DS may be classified as early dumping syndrome (EDS), which is characterized by symptoms within 30 minutes to 1 hour after a meal, or late dumping syndrome (LDS), which arises 1 to 3 hours later. DS may be treated in many ways including changes to eating habits, nutrition and diet. Likewise, pharmacotherapy and surgery may be used to alleviate the problems caused by DS. Most people tend to have mild symptoms and show improvement over time. Furthermore, they respond well to simple changes in their dietary regimen.
DS is largely manageable by diet - this entails the avoidance of certain foods and quantities that may trigger it. Patients are advised to have 5 or 6 small meals per day as opposed to eating 3 larger meals and to delay their fluid intake for at least half of an hour after eating. An increased intake of protein, complex carbohydrates and fiber is recommended. If food is thin (i.e. watery) patients may increase its thickness by adding plant-based extracts. The avoidance of simple sugars (e.g. table sugar in candy and beverages) is advised. Some patients note that lying down after meals helps to reduce their associated symptoms.
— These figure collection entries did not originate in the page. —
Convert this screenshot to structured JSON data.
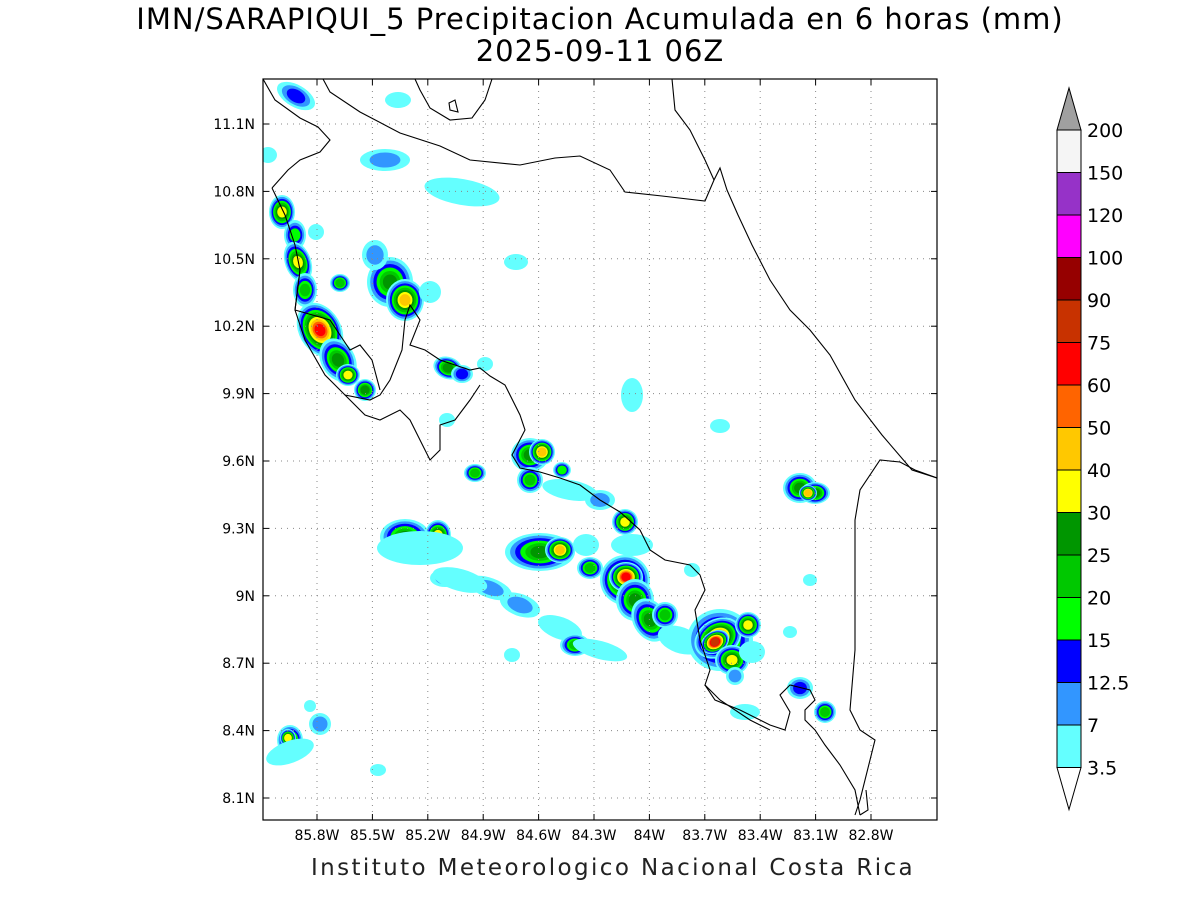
{
  "title": {
    "line1": "IMN/SARAPIQUI_5 Precipitacion Acumulada en 6 horas (mm)",
    "line2": "2025-09-11 06Z"
  },
  "footer": "Instituto Meteorologico Nacional Costa Rica",
  "map": {
    "lon_range": [
      -86.07,
      -82.6
    ],
    "lat_range": [
      8.0,
      11.3
    ],
    "lat_ticks": [
      "11.1N",
      "10.8N",
      "10.5N",
      "10.2N",
      "9.9N",
      "9.6N",
      "9.3N",
      "9N",
      "8.7N",
      "8.4N",
      "8.1N"
    ],
    "lon_ticks": [
      "85.8W",
      "85.5W",
      "85.2W",
      "84.9W",
      "84.6W",
      "84.3W",
      "84W",
      "83.7W",
      "83.4W",
      "83.1W",
      "82.8W"
    ],
    "grid": "dotted"
  },
  "colorbar": {
    "labels": [
      "3.5",
      "7",
      "12.5",
      "15",
      "20",
      "25",
      "30",
      "40",
      "50",
      "60",
      "75",
      "90",
      "100",
      "120",
      "150",
      "200"
    ],
    "colors": [
      "#64ffff",
      "#3296ff",
      "#0000ff",
      "#00ff00",
      "#00c800",
      "#009600",
      "#ffff00",
      "#ffc800",
      "#ff6400",
      "#ff0000",
      "#c83200",
      "#960000",
      "#ff00ff",
      "#9632c8",
      "#f5f5f5"
    ],
    "over_color": "#a0a0a0",
    "under_color": "#ffffff"
  }
}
Several agents may be used to treat DS symptoms - acarbose is one such drug. It is an alpha-glycosidase inhibitor that interferes with the absorption of carbohydrates. This may effectively reduce the time delay between the insulin response to hyperglycemia and prevent hypoglycemia symptoms in patients with LDS. Its use, however, is limited by the undesirable side effect of diarrhea due to bacterial fermentation in the gut of unabsorbed carbohydrates. This is demonstrated by increased flatulence and increased breath hydrogen excretion.
Octreotide, a somatostatin analogue, may also be used to treat DS symptoms. It shows great short-term success but poor long-term efficacy. Octreotide, like somatostatin, inhibits insulin secretion as well as several other intestinal hormones. In DS, octreotide decreases gastric emptying by its effect on the migrating motor complex to baseline levels. In addition to these effects, octreotide also causes splanchnic vasoconstriction and inhibits vasodilation that occurs after eating. Side effects include steatorrhea (i.e. fatty stools) and weight gain.
If all the usually preferred conservative means of management prove ineffective then surgery may be an option for treatment. However, this is done with caution since most patients do get better over time and surgery itself often presents with unsuccessful results.